Validating Porosity Prediction for Aluminum Laser Powder Bed Fusion Components

The present work highlights a collaborative effort aimed at enhancing porosity and surface roughness prediction in metal laser powder bed fusion (L-PBF) additive manufacturing (AM) components through the application of analytical multi-physics models. The intersection of material, process parameters, and geometry results in varying conditions within the build and can lead to undesirable outcomes. The ability to identify the risk of porosity and surface roughness under varying process parameters and take steps to mitigate those conditions can significantly accelerate the L-PBF AM process development cycle.

The collaboration focuses on predicting print quality for Constellium Aheadd® CP1 aluminum alloy which was designed specifically for the L-PBF AM process. Data from ultrasonic testing (UT), X-ray computed tomography (XCT), large-field-of-view synchrotron tomography, and high-speed X-ray imaging. The team compares real-world results combining multiple techniques with Simufact Additive’s simulated predictions.
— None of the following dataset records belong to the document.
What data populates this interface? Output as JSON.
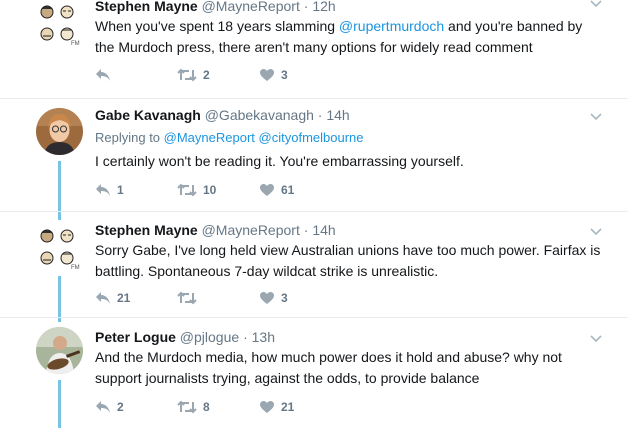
{
  "tweets": [
    {
      "name": "Stephen Mayne",
      "handle": "@MayneReport",
      "dot": "·",
      "time": "12h",
      "text_before": "When you've spent 18 years slamming ",
      "mention": "@rupertmurdoch",
      "text_after": " and you're banned by the Murdoch press, there aren't many options for widely read comment",
      "reply_count": "",
      "retweet_count": "2",
      "like_count": "3",
      "avatar": "cartoon-avatar"
    },
    {
      "name": "Gabe Kavanagh",
      "handle": "@Gabekavanagh",
      "dot": "·",
      "time": "14h",
      "replying_prefix": "Replying to ",
      "replying_1": "@MayneReport",
      "replying_2": "@cityofmelbourne",
      "text": "I certainly won't be reading it. You're embarrassing yourself.",
      "reply_count": "1",
      "retweet_count": "10",
      "like_count": "61",
      "avatar": "photo-avatar"
    },
    {
      "name": "Stephen Mayne",
      "handle": "@MayneReport",
      "dot": "·",
      "time": "14h",
      "text": "Sorry Gabe, I've long held view Australian unions have too much power. Fairfax is battling. Spontaneous 7-day wildcat strike is unrealistic.",
      "reply_count": "21",
      "retweet_count": "",
      "like_count": "3",
      "avatar": "cartoon-avatar"
    },
    {
      "name": "Peter Logue",
      "handle": "@pjlogue",
      "dot": "·",
      "time": "13h",
      "text": "And the Murdoch media, how much power does it hold and abuse? why not support journalists trying, against the odds, to provide balance",
      "reply_count": "2",
      "retweet_count": "8",
      "like_count": "21",
      "avatar": "photo-avatar"
    }
  ],
  "colors": {
    "link": "#1b95e0",
    "muted": "#657786",
    "thread": "#79c4e5",
    "divider": "#e6ecf0"
  },
  "icons": [
    "reply-icon",
    "retweet-icon",
    "heart-icon",
    "chevron-down-icon"
  ]
}
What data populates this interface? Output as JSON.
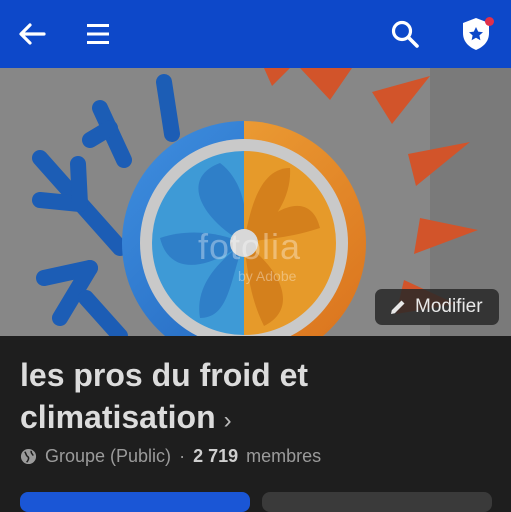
{
  "toolbar": {
    "back_icon": "arrow-left-icon",
    "menu_icon": "hamburger-icon",
    "search_icon": "search-icon",
    "shield_icon": "shield-star-icon",
    "accent": "#0d48c9",
    "notification_dot_color": "#e0304a"
  },
  "cover": {
    "watermark_main": "fotolia",
    "watermark_sub": "by Adobe",
    "edit_button_label": "Modifier"
  },
  "group": {
    "title": "les pros du froid et climatisation",
    "chevron": "›",
    "visibility": "Groupe (Public)",
    "separator": "·",
    "member_count": "2 719",
    "member_label": "membres"
  }
}
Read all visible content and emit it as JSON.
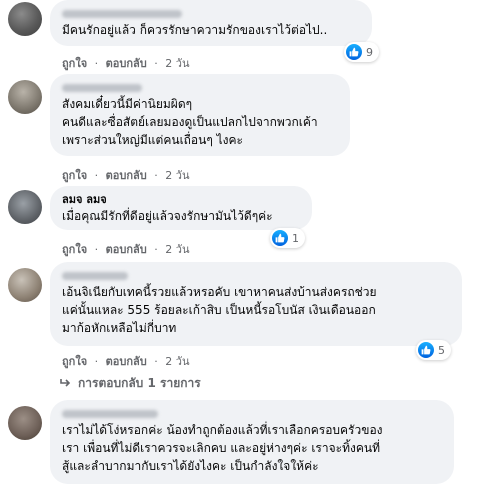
{
  "comments": [
    {
      "text": "มีคนรักอยู่แล้ว ก็ควรรักษาความรักของเราไว้ต่อไป..",
      "actions": {
        "like": "ถูกใจ",
        "reply": "ตอบกลับ",
        "time": "2 วัน"
      },
      "reaction_count": "9"
    },
    {
      "text": "สังคมเดี๋ยวนี้มีค่านิยมผิดๆ\nคนดีและซื่อสัตย์เลยมองดูเป็นแปลกไปจากพวกเค้า\nเพราะส่วนใหญ่มีแต่คนเถื่อนๆ ไงคะ",
      "actions": {
        "like": "ถูกใจ",
        "reply": "ตอบกลับ",
        "time": "2 วัน"
      }
    },
    {
      "author": "ลมจ ลมจ",
      "text": "เมื่อคุณมีรักที่ดีอยู่แล้วจงรักษามันไว้ดีๆค่ะ",
      "actions": {
        "like": "ถูกใจ",
        "reply": "ตอบกลับ",
        "time": "2 วัน"
      },
      "reaction_count": "1"
    },
    {
      "text": "เอ้นจิเนียกับเทคนี้รวยแล้วหรอคับ เขาหาคนส่งบ้านส่งครถช่วย\nแค่นั้นแหละ 555 ร้อยละเก้าสิบ เป็นหนี้รอโบนัส เงินเดือนออก\nมาก้อหักเหลือไม่กี่บาท",
      "actions": {
        "like": "ถูกใจ",
        "reply": "ตอบกลับ",
        "time": "2 วัน"
      },
      "reaction_count": "5",
      "replies_label": "การตอบกลับ 1 รายการ"
    },
    {
      "text": "เราไม่ได้โง่หรอกค่ะ น้องทำถูกต้องแล้วที่เราเลือกครอบครัวของ\nเรา เพื่อนที่ไม่ดีเราควรจะเลิกคบ และอยู่ห่างๆค่ะ เราจะทิ้งคนที่\nสู้และลำบากมากับเราได้ยังไงคะ เป็นกำลังใจให้ค่ะ"
    }
  ],
  "colors": {
    "bubble": "#f0f2f5",
    "meta": "#65676b",
    "like_blue": "#0062df"
  },
  "icons": {
    "like": "thumbs-up-icon",
    "reply": "reply-arrow-icon"
  }
}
For validation, large field-of-view synchrotron tomography provides high-resolution insights into internal structures at the scale of the full component, enabling a detailed examination of porosity and other defects.
The outcomes will demonstrate the accuracy of Simufact Additive in predicting porosity and other critical defects, offering a clearer understanding of the factors contributing to AM defects. By predicting these issues early in the design phase, manufacturers can enhance process reliability, optimize material performance, and scale production more confidently.

Attendees will learn how this collaboration combined materials expertise from Constellium, with novel meso-scale process modeling from Hexagon and state-of-the-art characterization methods to advance quality prediction methods in AM and enable the production of sustainable, high-performance components with greater precision and reliability.